- Date: December 28, 2004
- Season: 2004
- Stadium: Bank One Ballpark
- Location: Phoenix, Arizona
- Referee: Doyle Jackson (SEC)
- Attendance: 45,917

= 2004 Insight Bowl =

The 2004 Insight Bowl was the 16th edition of the Insight Bowl. It featured the Notre Dame Fighting Irish, and the Oregon State Beavers.

Oregon State scored first on a 12-yard touchdown pass from Derek Anderson to wide receiver George Gillett to take a 7–0 lead.

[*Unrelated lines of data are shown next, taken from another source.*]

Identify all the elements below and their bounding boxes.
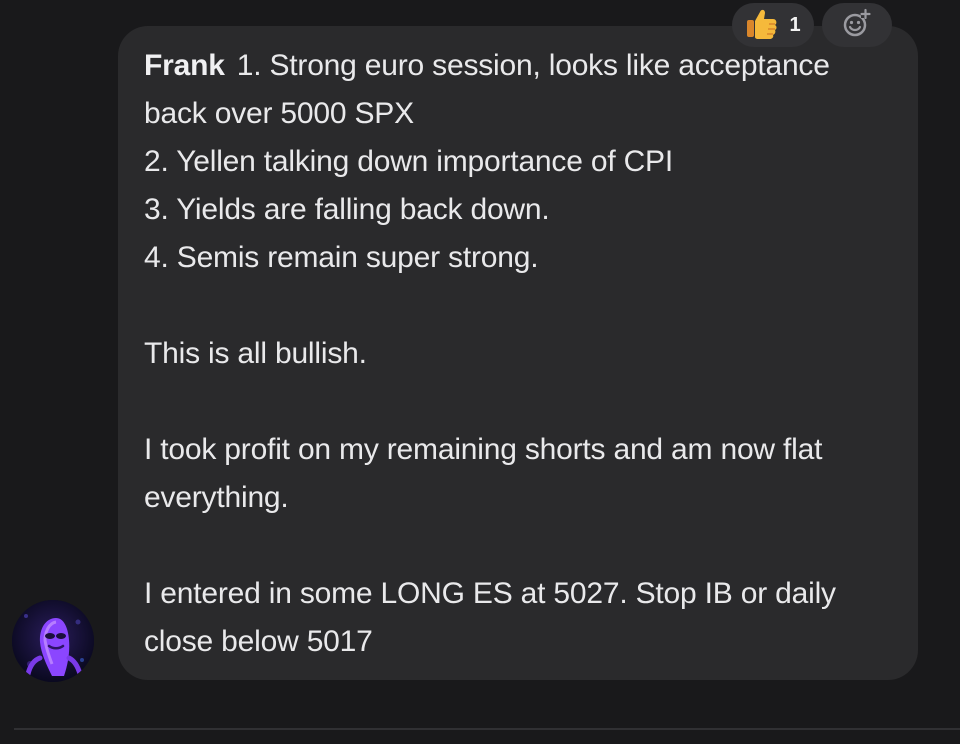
message-line: [144, 378, 894, 426]
message-line: 4. Semis remain super strong.: [144, 241, 539, 274]
message-line: [144, 282, 894, 330]
thumbs-up-reaction-button[interactable]: 1: [732, 3, 814, 47]
message-line: close below 5017: [144, 625, 373, 658]
add-reaction-icon: [842, 8, 872, 43]
divider: [14, 728, 960, 730]
avatar[interactable]: [12, 600, 94, 682]
message-line: 2. Yellen talking down importance of CPI: [144, 145, 673, 178]
message-line: I took profit on my remaining shorts and…: [144, 433, 823, 466]
message-line: 3. Yields are falling back down.: [144, 193, 550, 226]
message-line: This is all bullish.: [144, 337, 367, 370]
message-line: everything.: [144, 481, 289, 514]
message-line: back over 5000 SPX: [144, 97, 414, 130]
message-line: [144, 522, 894, 570]
thumbs-up-icon: [745, 6, 779, 45]
add-reaction-button[interactable]: [822, 3, 892, 47]
message-line: Frank 1. Strong euro session, looks like …: [144, 42, 894, 90]
message-line: I entered in some LONG ES at 5027. Stop …: [144, 577, 836, 610]
chat-window: Frank 1. Strong euro session, looks like …: [0, 0, 960, 744]
message-text: Frank 1. Strong euro session, looks like …: [144, 42, 894, 666]
message-line-text: 1. Strong euro session, looks like accep…: [236, 49, 830, 82]
sender-name[interactable]: Frank: [144, 49, 225, 82]
reaction-count: 1: [789, 14, 801, 36]
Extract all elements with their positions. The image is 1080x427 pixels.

Derek Anderson later found tight end Joe Newton for an 11-yard touchdown pass to take a 14–0 lead.

In the second quarter Derek Anderson threw an 11-yard touchdown pass to Derek Haines, making it 21–0 OSU. Notre Dame got on the board with a 13-yard touchdown pass from Brady Quinn to Anthony Fasano, making the halftime score 21–7 Oregon State.

In the third quarter, Alexis Serna made a 38-yard field goal to increase Oregon State's lead to 24–7. Notre Dame running back Darius Walker scored on a 5-yard touchdown run to make it 24–14 Oregon State. In the fourth quarter, Derek Anderson threw his fourth touchdown pass of the game, a 1-yarder to Joe Newton to make it 31–14 Oregon State. Brady Quinn's 18-yard touchdown pass to Rhema McKnight, made it 31–21 OSU. A 2-yard Dwight Wright touchdown run made the final score 38–21 Oregon State.